I seem to be having a “drawing” problem in terms of the leave/lock button in KDE 4.3.5 with openSUSE 11.2. That button seems to have drawn far beyond where it should draw. This is a screenshot of the lower right of the screen where the button is located: Google Docs
This only occurs with the one non-root account. It also disappears if I open Yast! or Desktop Settings but then reappears after I close it. I tried deleting the entire .kde4 folder in case it was a configuration problem but that didn’t work. I installed openSUSE months ago but have only been having this problem for the past few weeks.

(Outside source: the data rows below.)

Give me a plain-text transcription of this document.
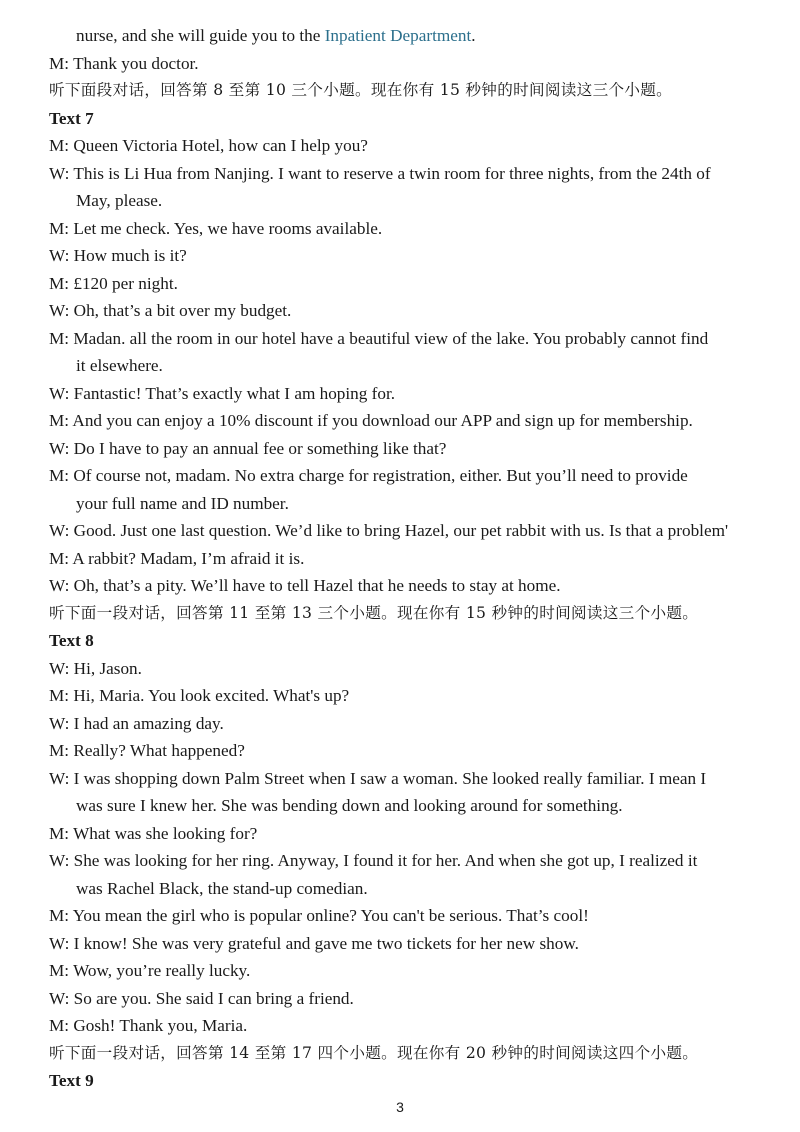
nurse, and she will guide you to the Inpatient Department.
M: Thank you doctor.
听下面段对话，回答第 8 至第 10 三个小题。现在你有 15 秒钟的时间阅读这三个小题。
Text 7
M: Queen Victoria Hotel, how can I help you?
W: This is Li Hua from Nanjing. I want to reserve a twin room for three nights, from the 24th of
May, please.
M: Let me check. Yes, we have rooms available.
W: How much is it?
M: £120 per night.
W: Oh, that’s a bit over my budget.
M: Madan. all the room in our hotel have a beautiful view of the lake. You probably cannot find
it elsewhere.
W: Fantastic! That’s exactly what I am hoping for.
M: And you can enjoy a 10% discount if you download our APP and sign up for membership.
W: Do I have to pay an annual fee or something like that?
M: Of course not, madam. No extra charge for registration, either. But you’ll need to provide
your full name and ID number.
W: Good. Just one last question. We’d like to bring Hazel, our pet rabbit with us. Is that a problem'
M: A rabbit? Madam, I’m afraid it is.
W: Oh, that’s a pity. We’ll have to tell Hazel that he needs to stay at home.
听下面一段对话，回答第 11 至第 13 三个小题。现在你有 15 秒钟的时间阅读这三个小题。
Text 8
W: Hi, Jason.
M: Hi, Maria. You look excited. What's up?
W: I had an amazing day.
M: Really? What happened?
W: I was shopping down Palm Street when I saw a woman. She looked really familiar. I mean I
was sure I knew her. She was bending down and looking around for something.
M: What was she looking for?
W: She was looking for her ring. Anyway, I found it for her. And when she got up, I realized it
was Rachel Black, the stand-up comedian.
M: You mean the girl who is popular online? You can't be serious. That’s cool!
W: I know! She was very grateful and gave me two tickets for her new show.
M: Wow, you’re really lucky.
W: So are you. She said I can bring a friend.
M: Gosh! Thank you, Maria.
听下面一段对话，回答第 14 至第 17 四个小题。现在你有 20 秒钟的时间阅读这四个小题。
Text 9
3
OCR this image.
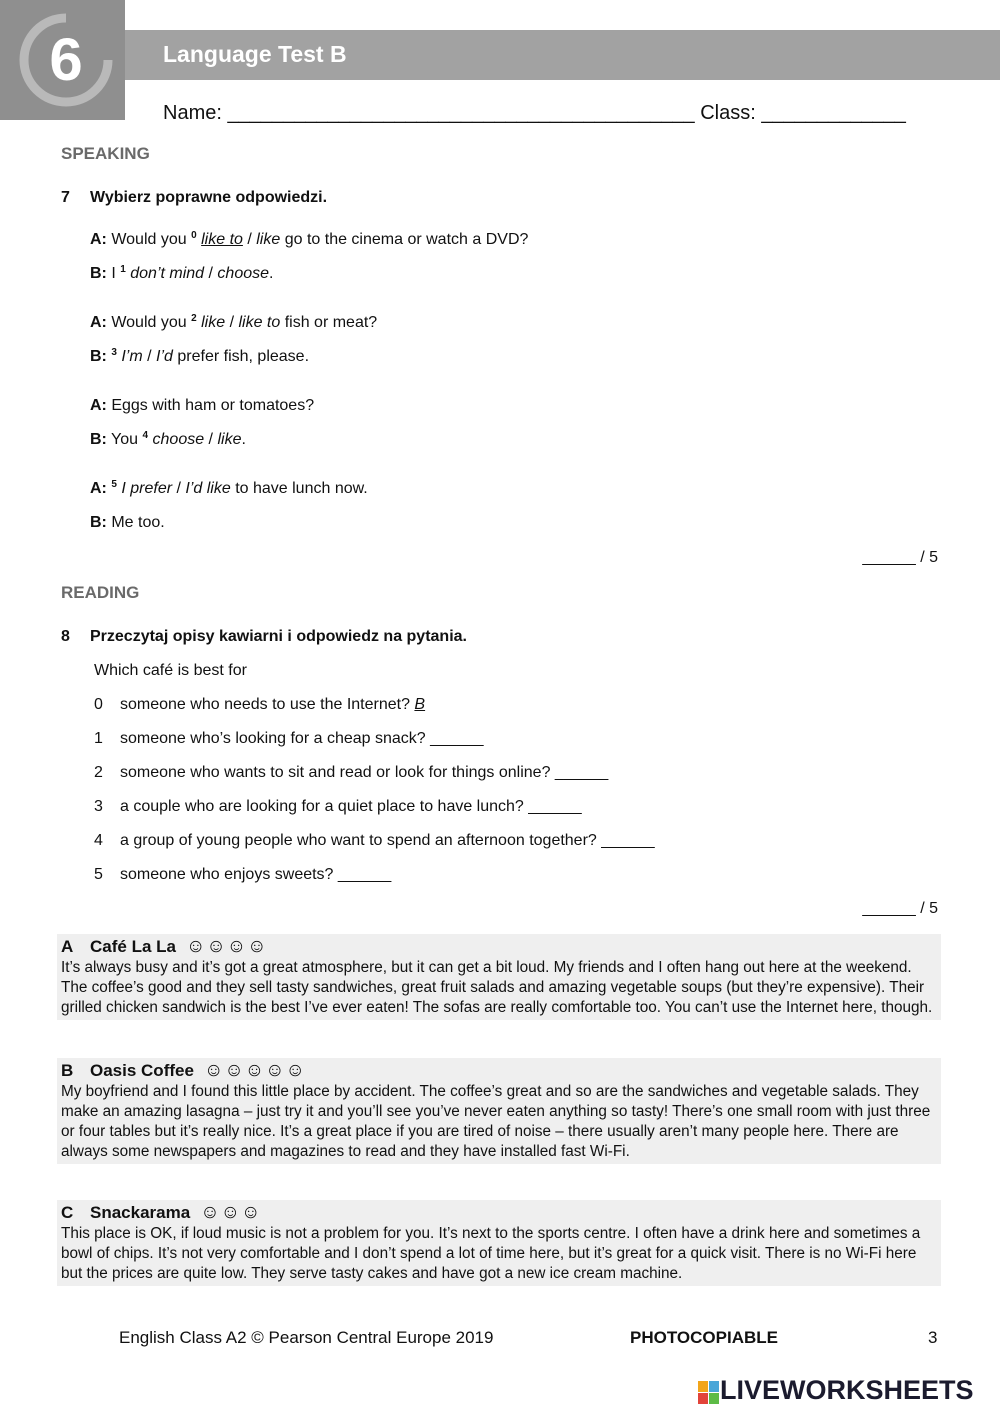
6	Language Test B
Name: __________________________________________ Class: _____________
SPEAKING
7 Wybierz poprawne odpowiedzi.
A: Would you $^0$ like to / like go to the cinema or watch a DVD?
B: I $^1$ don’t mind / choose.
A: Would you $^2$ like / like to fish or meat?
B: $^3$ I’m / I’d prefer fish, please.
A: Eggs with ham or tomatoes?
B: You $^4$ choose / like.
A: $^5$ I prefer / I’d like to have lunch now.
B: Me too.
______ / 5
READING
8 Przeczytaj opisy kawiarni i odpowiedz na pytania.
Which café is best for
0 someone who needs to use the Internet? B
1 someone who’s looking for a cheap snack? ______
2 someone who wants to sit and read or look for things online? ______
3 a couple who are looking for a quiet place to have lunch? ______
4 a group of young people who want to spend an afternoon together? ______
5 someone who enjoys sweets? ______
______ / 5
A Café La La ☺☺☺☺
It’s always busy and it’s got a great atmosphere, but it can get a bit loud. My friends and I often hang out here at the weekend. The coffee’s good and they sell tasty sandwiches, great fruit salads and amazing vegetable soups (but they’re expensive). Their grilled chicken sandwich is the best I’ve ever eaten! The sofas are really comfortable too. You can’t use the Internet here, though.
B Oasis Coffee ☺☺☺☺☺
My boyfriend and I found this little place by accident. The coffee’s great and so are the sandwiches and vegetable salads. They make an amazing lasagna – just try it and you’ll see you’ve never eaten anything so tasty! There’s one small room with just three or four tables but it’s really nice. It’s a great place if you are tired of noise – there usually aren’t many people here. There are always some newspapers and magazines to read and they have installed fast Wi-Fi.
C Snackarama ☺☺☺
This place is OK, if loud music is not a problem for you. It’s next to the sports centre. I often have a drink here and sometimes a bowl of chips. It’s not very comfortable and I don’t spend a lot of time here, but it’s great for a quick visit. There is no Wi-Fi here but the prices are quite low. They serve tasty cakes and have got a new ice cream machine.
English Class A2 © Pearson Central Europe 2019	PHOTOCOPIABLE	3
LIVEWORKSHEETS
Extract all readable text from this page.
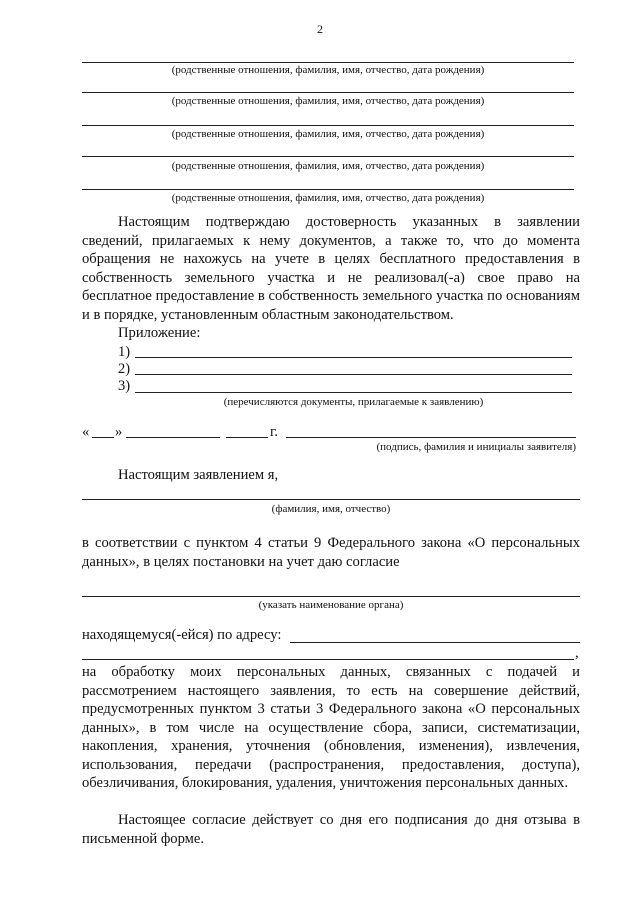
2
(родственные отношения, фамилия, имя, отчество, дата рождения)
(родственные отношения, фамилия, имя, отчество, дата рождения)
(родственные отношения, фамилия, имя, отчество, дата рождения)
(родственные отношения, фамилия, имя, отчество, дата рождения)
(родственные отношения, фамилия, имя, отчество, дата рождения)
Настоящим подтверждаю достоверность указанных в заявлении сведений, прилагаемых к нему документов, а также то, что до момента обращения не нахожусь на учете в целях бесплатного предоставления в собственность земельного участка и не реализовал(-а) свое право на бесплатное предоставление в собственность земельного участка по основаниям и в порядке, установленным областным законодательством.
Приложение:
1)
2)
3)
(перечисляются документы, прилагаемые к заявлению)
« »	г.
(подпись, фамилия и инициалы заявителя)
Настоящим заявлением я,
(фамилия, имя, отчество)
в соответствии с пунктом 4 статьи 9 Федерального закона «О персональных данных», в целях постановки на учет даю согласие
(указать наименование органа)
находящемуся(-ейся) по адресу:
,
на обработку моих персональных данных, связанных с подачей и рассмотрением настоящего заявления, то есть на совершение действий, предусмотренных пунктом 3 статьи 3 Федерального закона «О персональных данных», в том числе на осуществление сбора, записи, систематизации, накопления, хранения, уточнения (обновления, изменения), извлечения, использования, передачи (распространения, предоставления, доступа), обезличивания, блокирования, удаления, уничтожения персональных данных.
Настоящее согласие действует со дня его подписания до дня отзыва в письменной форме.
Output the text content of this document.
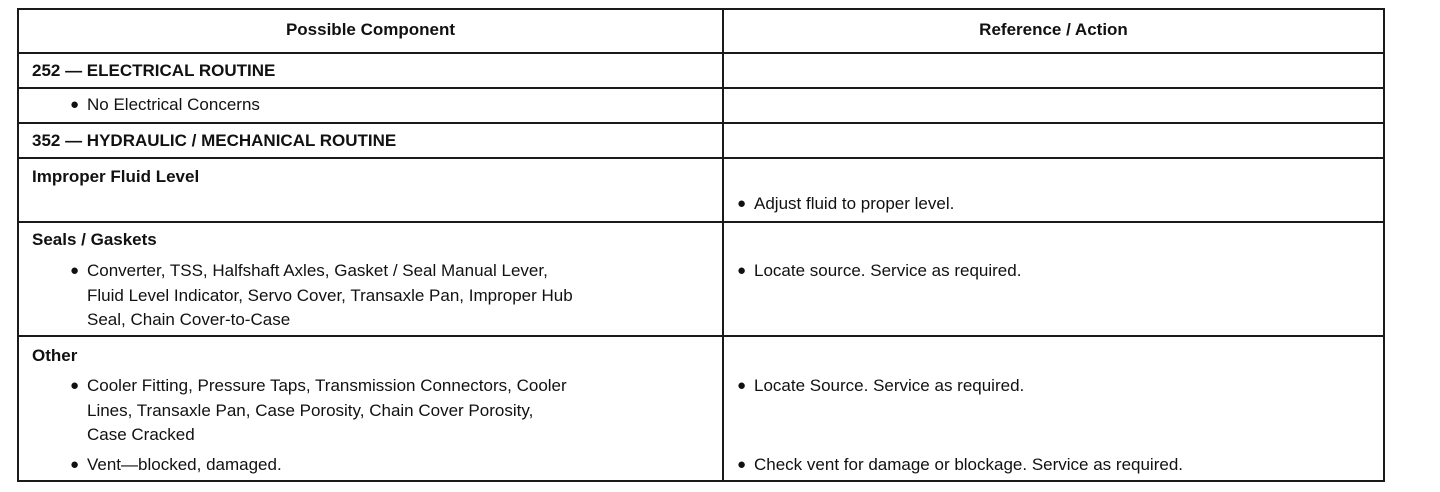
Possible Component	Reference / Action
252 — ELECTRICAL ROUTINE
● No Electrical Concerns
352 — HYDRAULIC / MECHANICAL ROUTINE
Improper Fluid Level
● Adjust fluid to proper level.
Seals / Gaskets
● Converter, TSS, Halfshaft Axles, Gasket / Seal Manual Lever,
Fluid Level Indicator, Servo Cover, Transaxle Pan, Improper Hub
Seal, Chain Cover-to-Case
● Locate source. Service as required.
Other
● Cooler Fitting, Pressure Taps, Transmission Connectors, Cooler
Lines, Transaxle Pan, Case Porosity, Chain Cover Porosity,
Case Cracked
● Vent—blocked, damaged.
● Locate Source. Service as required.
● Check vent for damage or blockage. Service as required.
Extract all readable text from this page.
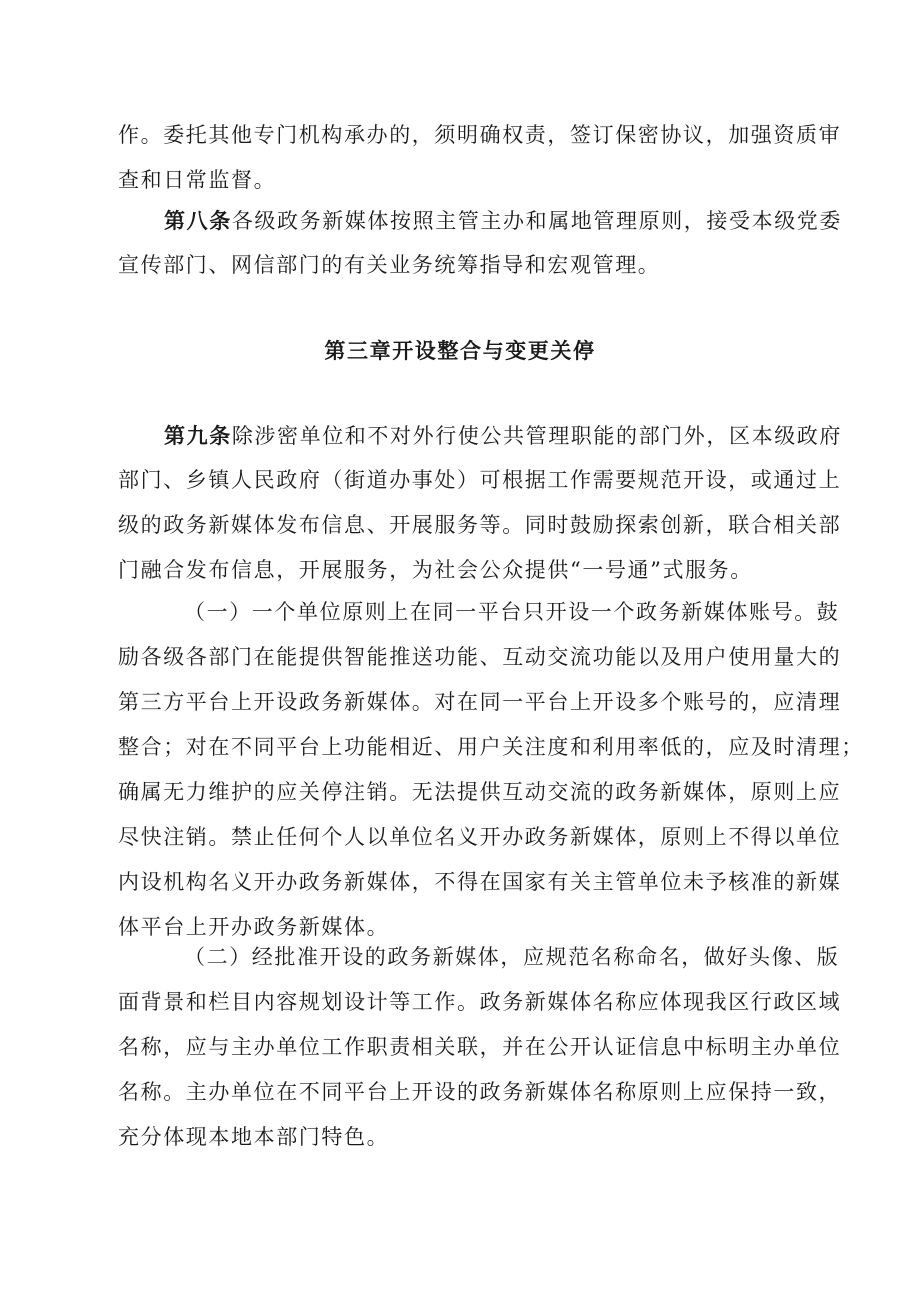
作。委托其他专门机构承办的，须明确权责，签订保密协议，加强资质审
查和日常监督。
第八条各级政务新媒体按照主管主办和属地管理原则，接受本级党委
宣传部门、网信部门的有关业务统筹指导和宏观管理。
第三章开设整合与变更关停
第九条除涉密单位和不对外行使公共管理职能的部门外，区本级政府
部门、乡镇人民政府（街道办事处）可根据工作需要规范开设，或通过上
级的政务新媒体发布信息、开展服务等。同时鼓励探索创新，联合相关部
门融合发布信息，开展服务，为社会公众提供“一号通”式服务。
（一）一个单位原则上在同一平台只开设一个政务新媒体账号。鼓
励各级各部门在能提供智能推送功能、互动交流功能以及用户使用量大的
第三方平台上开设政务新媒体。对在同一平台上开设多个账号的，应清理
整合；对在不同平台上功能相近、用户关注度和利用率低的，应及时清理；
确属无力维护的应关停注销。无法提供互动交流的政务新媒体，原则上应
尽快注销。禁止任何个人以单位名义开办政务新媒体，原则上不得以单位
内设机构名义开办政务新媒体，不得在国家有关主管单位未予核准的新媒
体平台上开办政务新媒体。
（二）经批准开设的政务新媒体，应规范名称命名，做好头像、版
面背景和栏目内容规划设计等工作。政务新媒体名称应体现我区行政区域
名称，应与主办单位工作职责相关联，并在公开认证信息中标明主办单位
名称。主办单位在不同平台上开设的政务新媒体名称原则上应保持一致，
充分体现本地本部门特色。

Also, if it makes any difference, I have also had wireless network issues under this account starting at around the same time (not precisely the same time, but within the same day or a few days) which I may have resolved by deleting the .kde4 folder and re-configuring everything. The wireless issue was also non-existent in the root account.
Oh, and this really isn’t all that serious of an issue (the button) since the worst that it has been is a distraction. I can still easily remove it and just the leave button under the Kickoff menu (or I can just deal with the annoyance). However, in the case that this isn’t the only effect of something else that’s gone wrong, I would like to resolve it.
You imply that you have other logins where the issue is not there?! Is this correct?
If it is, then it seems to be user settings related, rather than a system issue with say QT.
Are you using any non-standard widgets in the account it troubles?
It’s possible to remove the main panel and install a new default one, have you tried it? Main Panel - Windows Live
Maybe you would like to have a look at Systemsettings > Appearance > Icons > Advanced, and see what effect changing/playing around with the size for icons on the Panel has.
That directly didn’t do anything. However, I decided to change the icon theme from Oxygen to the GNOME default and the problem was gone. I changed it back to Oxygen and the problem didn’t come back. So I guess that solves it. Unless for some reason, it decides to come back again after I reboot (can’t exactly do that at the moment).
If it does come back, I will reply back here. If I don’t reply in say by tomorrow, it’s probably gone for good.
Nope, the problem’s definitely gone. As is the networking issue.
I still can’t see how I would damage things…unless I started messing around with stuff or something (which probably can’t be more than if I just used sudo or something). I went in for a minute or so and the most damage I could’ve probably done would be from running Yast.
Anyways, I’m pretty sure I didn’t do anything terrible as everything still seems normal and I know what not seeming normal is from the past (when I did screw up things on other distros. But I do have a new test user account as well.
So anyways, problem solved. Thanks for the help everyone.
If you browse a user directory logged in a root in a GUI it can change ownership of certain control files. This can make it so the user can no longer log in. There are numerous other problems that can happen also as well as potential exposing the machine to nefarious software. Just because you don’t see the problem does not mean there is not one. There is nothing that you can do logged into a root GUI that you can not do logged into a normal user GUI and becoming root temporarily.